Telemundo Moves Operations to Florida
The Spanish-language Telemundo television network is transferring the bulk of its programming and marketing divisions from Santa Monica to south Florida in a move designed to consolidate operations and improve the network’s flagging performance.
Two of the network’s top executives--President and Chief Executive Officer James M. McNamara, and Chief Operating Officer Alan Sokol--have already relocated to Telemundo’s offices in the Miami suburb of Hialeah. The future of two other members of the management team are less certain, however. Programming president Nely Galan has taken up only temporary residence in Miami, while Rachel Wells, executive vice president for marketing, is remaining at Telemundo’s former headquarters in Santa Monica for the time being. Neither Galan nor Wells could be reached by press time.

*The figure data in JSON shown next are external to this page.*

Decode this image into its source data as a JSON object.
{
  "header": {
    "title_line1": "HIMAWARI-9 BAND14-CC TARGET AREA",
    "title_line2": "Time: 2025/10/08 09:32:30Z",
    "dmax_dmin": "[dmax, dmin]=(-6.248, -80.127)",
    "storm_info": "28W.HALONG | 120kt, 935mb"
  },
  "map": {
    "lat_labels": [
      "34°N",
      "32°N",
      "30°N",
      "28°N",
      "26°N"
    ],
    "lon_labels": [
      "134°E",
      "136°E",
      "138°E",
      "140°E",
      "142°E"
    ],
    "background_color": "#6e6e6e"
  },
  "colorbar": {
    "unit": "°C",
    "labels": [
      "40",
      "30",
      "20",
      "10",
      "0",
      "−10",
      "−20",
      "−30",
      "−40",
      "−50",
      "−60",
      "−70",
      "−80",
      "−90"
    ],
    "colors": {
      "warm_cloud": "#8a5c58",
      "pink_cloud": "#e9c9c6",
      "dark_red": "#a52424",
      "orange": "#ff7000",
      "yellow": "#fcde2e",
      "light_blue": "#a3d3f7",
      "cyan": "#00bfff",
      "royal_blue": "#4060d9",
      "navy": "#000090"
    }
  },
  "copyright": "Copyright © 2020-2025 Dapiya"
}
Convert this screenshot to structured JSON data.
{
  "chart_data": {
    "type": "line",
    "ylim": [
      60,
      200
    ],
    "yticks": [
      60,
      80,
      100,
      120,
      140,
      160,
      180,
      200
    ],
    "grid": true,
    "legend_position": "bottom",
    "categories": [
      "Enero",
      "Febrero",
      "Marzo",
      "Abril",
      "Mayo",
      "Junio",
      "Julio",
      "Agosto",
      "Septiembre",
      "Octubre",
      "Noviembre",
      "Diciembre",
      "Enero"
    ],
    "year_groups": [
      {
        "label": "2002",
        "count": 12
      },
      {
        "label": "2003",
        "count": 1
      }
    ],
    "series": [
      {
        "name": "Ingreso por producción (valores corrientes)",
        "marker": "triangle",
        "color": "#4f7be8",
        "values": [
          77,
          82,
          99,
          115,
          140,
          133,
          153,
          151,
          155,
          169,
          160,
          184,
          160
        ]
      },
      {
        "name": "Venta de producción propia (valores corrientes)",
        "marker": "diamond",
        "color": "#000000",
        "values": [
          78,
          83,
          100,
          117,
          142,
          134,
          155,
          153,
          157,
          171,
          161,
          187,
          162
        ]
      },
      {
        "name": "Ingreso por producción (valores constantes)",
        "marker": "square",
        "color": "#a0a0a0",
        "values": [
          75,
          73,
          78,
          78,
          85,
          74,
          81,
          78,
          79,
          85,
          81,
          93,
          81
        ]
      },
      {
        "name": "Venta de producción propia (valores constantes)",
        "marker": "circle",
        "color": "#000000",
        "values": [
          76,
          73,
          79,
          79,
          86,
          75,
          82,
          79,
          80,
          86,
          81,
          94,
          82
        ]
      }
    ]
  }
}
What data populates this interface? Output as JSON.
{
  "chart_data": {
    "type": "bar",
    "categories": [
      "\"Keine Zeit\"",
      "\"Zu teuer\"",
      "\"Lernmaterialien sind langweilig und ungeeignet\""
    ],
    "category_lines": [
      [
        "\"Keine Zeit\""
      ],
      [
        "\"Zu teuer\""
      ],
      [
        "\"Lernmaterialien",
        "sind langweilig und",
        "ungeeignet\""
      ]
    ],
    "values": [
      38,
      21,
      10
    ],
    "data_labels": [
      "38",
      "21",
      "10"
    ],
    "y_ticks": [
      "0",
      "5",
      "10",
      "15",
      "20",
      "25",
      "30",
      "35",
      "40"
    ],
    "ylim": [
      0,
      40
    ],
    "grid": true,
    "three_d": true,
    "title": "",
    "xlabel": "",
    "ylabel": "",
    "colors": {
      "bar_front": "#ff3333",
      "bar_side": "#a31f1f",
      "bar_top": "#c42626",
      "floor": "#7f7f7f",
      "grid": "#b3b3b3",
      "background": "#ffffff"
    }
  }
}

Dan Guerrero, the network’s vice president for talent and special programming, will not relocate and is leaving the network shortly. Further staff reorganization is likely, sources inside Telemundo indicate.
Approximately 45 people worked at the network’s Santa Monica offices, which opened late last December. Most were given the option of either relocating or resigning, although some positions were eliminated in the consolidation. A skeleton staff of about a dozen workers will remain in Santa Monica.
Telemundo had more than 350 employees at its Hialeah offices before the realignment.
“It’s important to build a team, and I am very much of the belief that a team is together,” said McNamara. “What was going on here was far too much . . . of a bicoastal situation. [Miami] is where the majority of the Spanish talent is. This is where the majority of our infrastructure is.”
McNamara was named president and CEO of the Sony-owned network July 7, replacing Peter Tortorici after just a 10-month run. Tortorici, a former president of CBS Entertainment, had favored keeping Telemundo’s creative divisions in Southern California to take advantage of the area’s deep talent pool of writers and directors.
Under Tortorici, Telemundo was taping two game shows and a sitcom in Southern California, another sitcom in Mexico City, and two dramas in Tijuana while keeping its nonfiction news and talk programs in Hialeah. This season the Southern California-based sitcoms “Los Beltran” and “Solo en America” will be the only Telemundo productions permanently based outside Florida.
Univision, Telemundo’s chief Spanish-language rival, has based the majority of its network operations in Miami for more than a decade, although its sales office and Univision Communications Inc., the network’s parent corporation, are headquartered in L.A. Univision draws 92% of the prime-time Spanish-language television audience in the U.S., compared to about 8% for Telemundo.